Classic Braised Pork
Signature Braised and Minced Pork Rice
Braised and Minced Pork, Braised Egg, Pickle Mooli, Coriander, served with Boiled Rice, Seasonal Salad and Miso Soup. If you spend any time in Taiwan, you will quickly realise that one of the simplest and most locally loved dishes is Lu Rou Fan (Braised and Minced Pork Rice), the simple combination of rice topped with braised minced pork. It can be served and eaten on it’s own as a complete dish, or it can be the base of a meal that includes many other side dishes. Everyone has a dish which makes them homesick, for us at BaoBao, it’s definitely the Minced Pork Rice.
Authentic Taiwanese Beef Noodle Soup
Slow Cooked Beef Shin, Beef Broth, Mooli, Carrot, Taiwanese Petal Noodle, Coriander (extra spicy option available).
Beef noodle soup does not have a very long history in Taiwan, traditionally, local people refused to eat beef, this was during a time when agriculture was the main industry in Taiwan. Cattle was the mainstay of the agricultural industry, so in order to express their gratitude to the cattle, eating beef was forbidden at that time. This diet habit was changed when immigrants from other provinces came after the Second Would War. Beef Noodle Soup is a distinct mixture of many different cuisines and quickly became one of the most popular dishes in Taiwan.
Taiwanese Chicken Rice
Pulled Chicken, home-made Chicken Sauce, Braised Egg, Fried Shallot, Pickle Mooli, Coriander, served with Boiled Rice, seasonal Salad and Miso Soup
Taiwanese Chicken Rice is one of the most popular xiaochi in Chiayi, Taiwan. It’s very simple in nature. The secret to a good chicken rice is the sauce, many people from outside Taiwan are quite oblivious to this, after trying the rice and chicken separately, many non-Taiwanese wondered why this “tasteless” dish was so popular! After realising they had to gently stir the sauce into the chicken and rice, they suddenly realised how amazing it tasted!
Chicken with Sesame Oil Noodle Soup
Chicken Drumstick, Chicken Broth, Bamboo Shoot, Shitake Mushroom, Cabbage, Goji Berry, Rice Wine, Black Sesame Oil, Rice Noodle
Chicken with sesame oil is chicken leg cooked with sesame oil and other ingredients. It can be divided into two different style in terms of local flavour: Sichuan style (spicy) and Taiwan style. This dish is very nutritious, rich in protein, and can help to enhance physical strength. It’s a perfect dish for winter.

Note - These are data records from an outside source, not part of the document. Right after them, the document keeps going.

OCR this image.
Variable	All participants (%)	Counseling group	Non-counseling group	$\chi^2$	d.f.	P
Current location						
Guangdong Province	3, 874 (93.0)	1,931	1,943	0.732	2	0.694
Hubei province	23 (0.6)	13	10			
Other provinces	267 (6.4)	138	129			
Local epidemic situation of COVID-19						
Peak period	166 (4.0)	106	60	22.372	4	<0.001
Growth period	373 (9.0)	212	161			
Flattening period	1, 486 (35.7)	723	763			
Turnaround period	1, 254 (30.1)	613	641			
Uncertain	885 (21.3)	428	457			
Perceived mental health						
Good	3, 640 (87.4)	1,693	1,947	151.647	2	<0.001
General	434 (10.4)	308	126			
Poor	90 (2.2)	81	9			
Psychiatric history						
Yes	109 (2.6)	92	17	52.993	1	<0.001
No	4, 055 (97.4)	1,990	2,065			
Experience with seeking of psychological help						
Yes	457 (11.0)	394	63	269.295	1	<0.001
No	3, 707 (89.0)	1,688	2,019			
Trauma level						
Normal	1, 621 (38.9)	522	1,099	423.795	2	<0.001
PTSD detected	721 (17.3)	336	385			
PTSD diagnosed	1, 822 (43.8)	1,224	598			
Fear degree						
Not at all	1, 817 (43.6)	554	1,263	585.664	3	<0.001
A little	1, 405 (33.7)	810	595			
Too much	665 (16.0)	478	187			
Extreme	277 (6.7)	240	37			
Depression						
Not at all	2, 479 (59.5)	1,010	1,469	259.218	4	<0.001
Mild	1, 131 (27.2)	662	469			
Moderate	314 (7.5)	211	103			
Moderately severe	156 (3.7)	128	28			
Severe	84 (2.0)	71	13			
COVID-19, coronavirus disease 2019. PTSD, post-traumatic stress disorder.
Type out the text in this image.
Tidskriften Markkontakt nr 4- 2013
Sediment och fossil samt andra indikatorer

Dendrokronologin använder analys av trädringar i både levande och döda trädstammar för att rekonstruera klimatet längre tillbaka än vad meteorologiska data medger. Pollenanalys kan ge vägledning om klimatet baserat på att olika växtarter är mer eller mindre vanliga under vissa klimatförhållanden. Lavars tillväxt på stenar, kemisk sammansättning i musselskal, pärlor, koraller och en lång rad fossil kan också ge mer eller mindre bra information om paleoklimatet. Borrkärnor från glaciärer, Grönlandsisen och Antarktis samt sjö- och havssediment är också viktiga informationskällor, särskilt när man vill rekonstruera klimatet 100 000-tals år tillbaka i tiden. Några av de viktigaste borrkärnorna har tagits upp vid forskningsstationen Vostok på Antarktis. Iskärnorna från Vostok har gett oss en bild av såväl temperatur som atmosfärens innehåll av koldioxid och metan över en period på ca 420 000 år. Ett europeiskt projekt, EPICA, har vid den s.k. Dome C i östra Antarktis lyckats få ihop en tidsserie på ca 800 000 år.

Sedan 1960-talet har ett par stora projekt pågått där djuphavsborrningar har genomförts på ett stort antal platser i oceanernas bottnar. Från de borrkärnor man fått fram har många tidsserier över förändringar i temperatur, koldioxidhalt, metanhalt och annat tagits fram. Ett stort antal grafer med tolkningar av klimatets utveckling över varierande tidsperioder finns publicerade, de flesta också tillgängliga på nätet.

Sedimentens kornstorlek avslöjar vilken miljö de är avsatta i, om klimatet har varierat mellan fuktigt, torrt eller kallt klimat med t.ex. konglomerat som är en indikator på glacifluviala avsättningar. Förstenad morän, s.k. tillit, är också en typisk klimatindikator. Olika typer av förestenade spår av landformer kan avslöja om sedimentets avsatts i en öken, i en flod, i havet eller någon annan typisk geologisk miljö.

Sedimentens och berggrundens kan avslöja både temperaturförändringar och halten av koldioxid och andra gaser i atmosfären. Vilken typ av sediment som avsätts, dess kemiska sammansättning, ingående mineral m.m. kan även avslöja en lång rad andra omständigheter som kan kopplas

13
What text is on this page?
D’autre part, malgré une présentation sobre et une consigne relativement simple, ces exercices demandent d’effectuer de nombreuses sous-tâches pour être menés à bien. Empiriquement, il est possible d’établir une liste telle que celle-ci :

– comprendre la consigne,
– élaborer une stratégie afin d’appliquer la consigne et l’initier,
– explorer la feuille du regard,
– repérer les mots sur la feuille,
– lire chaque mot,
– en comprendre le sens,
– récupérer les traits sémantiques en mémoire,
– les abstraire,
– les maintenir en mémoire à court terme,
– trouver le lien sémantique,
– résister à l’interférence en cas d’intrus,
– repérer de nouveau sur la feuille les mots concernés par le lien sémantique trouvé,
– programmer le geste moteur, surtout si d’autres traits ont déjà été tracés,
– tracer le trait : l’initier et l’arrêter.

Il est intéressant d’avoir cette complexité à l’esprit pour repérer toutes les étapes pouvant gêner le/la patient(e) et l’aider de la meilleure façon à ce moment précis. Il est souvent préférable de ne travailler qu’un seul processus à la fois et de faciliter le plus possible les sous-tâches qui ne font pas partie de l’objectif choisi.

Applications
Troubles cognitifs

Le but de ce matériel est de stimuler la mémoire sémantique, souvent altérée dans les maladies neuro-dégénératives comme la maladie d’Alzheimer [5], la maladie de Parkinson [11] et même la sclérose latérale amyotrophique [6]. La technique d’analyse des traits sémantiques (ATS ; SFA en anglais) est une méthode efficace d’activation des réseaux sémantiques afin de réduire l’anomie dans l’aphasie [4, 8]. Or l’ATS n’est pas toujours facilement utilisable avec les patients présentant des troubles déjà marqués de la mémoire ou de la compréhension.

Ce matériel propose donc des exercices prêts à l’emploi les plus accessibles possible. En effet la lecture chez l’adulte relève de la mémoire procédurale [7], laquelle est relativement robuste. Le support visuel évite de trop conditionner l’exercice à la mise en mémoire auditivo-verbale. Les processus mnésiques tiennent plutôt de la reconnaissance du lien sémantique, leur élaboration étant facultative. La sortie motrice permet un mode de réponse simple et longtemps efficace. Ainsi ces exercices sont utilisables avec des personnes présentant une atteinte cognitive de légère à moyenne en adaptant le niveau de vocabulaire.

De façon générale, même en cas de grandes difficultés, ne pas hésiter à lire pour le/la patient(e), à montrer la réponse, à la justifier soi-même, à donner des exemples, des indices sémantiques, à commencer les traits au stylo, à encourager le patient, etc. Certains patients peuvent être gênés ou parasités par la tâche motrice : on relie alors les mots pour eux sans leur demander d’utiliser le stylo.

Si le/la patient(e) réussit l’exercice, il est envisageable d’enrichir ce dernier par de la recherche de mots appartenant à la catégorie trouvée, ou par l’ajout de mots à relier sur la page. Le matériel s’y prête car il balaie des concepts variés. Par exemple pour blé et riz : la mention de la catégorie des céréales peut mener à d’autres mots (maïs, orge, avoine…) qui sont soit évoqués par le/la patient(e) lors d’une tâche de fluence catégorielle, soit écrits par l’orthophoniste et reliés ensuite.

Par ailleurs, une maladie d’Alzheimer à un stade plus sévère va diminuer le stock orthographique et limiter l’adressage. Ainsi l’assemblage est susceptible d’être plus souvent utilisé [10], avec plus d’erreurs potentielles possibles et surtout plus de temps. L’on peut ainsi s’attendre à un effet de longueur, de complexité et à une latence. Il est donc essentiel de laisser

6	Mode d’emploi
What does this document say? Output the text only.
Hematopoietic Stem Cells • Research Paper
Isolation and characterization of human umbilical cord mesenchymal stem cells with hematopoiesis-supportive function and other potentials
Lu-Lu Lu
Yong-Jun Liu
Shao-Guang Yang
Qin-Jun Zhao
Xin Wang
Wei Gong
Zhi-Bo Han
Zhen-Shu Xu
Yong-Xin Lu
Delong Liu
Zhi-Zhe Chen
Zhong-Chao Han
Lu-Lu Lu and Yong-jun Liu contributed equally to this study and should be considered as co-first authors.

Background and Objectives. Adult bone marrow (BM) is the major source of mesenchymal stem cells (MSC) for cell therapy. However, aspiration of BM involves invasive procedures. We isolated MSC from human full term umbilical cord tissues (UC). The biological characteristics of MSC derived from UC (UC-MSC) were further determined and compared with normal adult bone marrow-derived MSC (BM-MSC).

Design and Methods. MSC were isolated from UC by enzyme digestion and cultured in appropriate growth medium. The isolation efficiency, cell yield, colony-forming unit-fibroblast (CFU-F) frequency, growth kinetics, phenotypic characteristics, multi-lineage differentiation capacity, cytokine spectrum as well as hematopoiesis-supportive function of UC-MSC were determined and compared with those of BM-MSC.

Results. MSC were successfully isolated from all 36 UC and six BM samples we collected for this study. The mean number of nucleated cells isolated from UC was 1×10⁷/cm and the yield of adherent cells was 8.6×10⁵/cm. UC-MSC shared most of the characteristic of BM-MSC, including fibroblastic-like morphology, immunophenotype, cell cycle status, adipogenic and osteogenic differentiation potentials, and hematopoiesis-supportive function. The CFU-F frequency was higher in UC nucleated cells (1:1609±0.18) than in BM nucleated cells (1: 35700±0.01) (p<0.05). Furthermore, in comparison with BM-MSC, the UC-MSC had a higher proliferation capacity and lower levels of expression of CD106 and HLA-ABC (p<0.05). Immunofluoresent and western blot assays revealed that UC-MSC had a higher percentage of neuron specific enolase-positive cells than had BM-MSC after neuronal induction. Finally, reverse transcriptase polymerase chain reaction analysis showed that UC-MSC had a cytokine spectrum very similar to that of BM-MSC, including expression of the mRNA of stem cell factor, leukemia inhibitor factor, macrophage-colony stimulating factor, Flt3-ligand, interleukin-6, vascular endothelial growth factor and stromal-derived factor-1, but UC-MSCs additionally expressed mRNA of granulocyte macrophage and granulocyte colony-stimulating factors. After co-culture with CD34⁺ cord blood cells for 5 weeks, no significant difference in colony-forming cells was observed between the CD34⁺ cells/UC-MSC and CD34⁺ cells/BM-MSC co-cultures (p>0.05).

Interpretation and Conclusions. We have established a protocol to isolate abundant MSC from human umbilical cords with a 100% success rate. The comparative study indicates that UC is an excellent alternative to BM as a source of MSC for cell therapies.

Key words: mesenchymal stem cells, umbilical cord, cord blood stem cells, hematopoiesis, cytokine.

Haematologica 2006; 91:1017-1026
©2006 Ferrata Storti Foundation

A S’more is a traditional night time campfire treat popular in the United States and Canada, consisting of a fire-roasted marshmallow and a layer of chocolate sandwiched between two pieces of graham cracker. It is a contraction of the phrase “some more”. Our talented chef has created this amazing Bao S’more, a new way to mix the West and the East. It combines the softness of the Bao bun and the great taste of S’ more.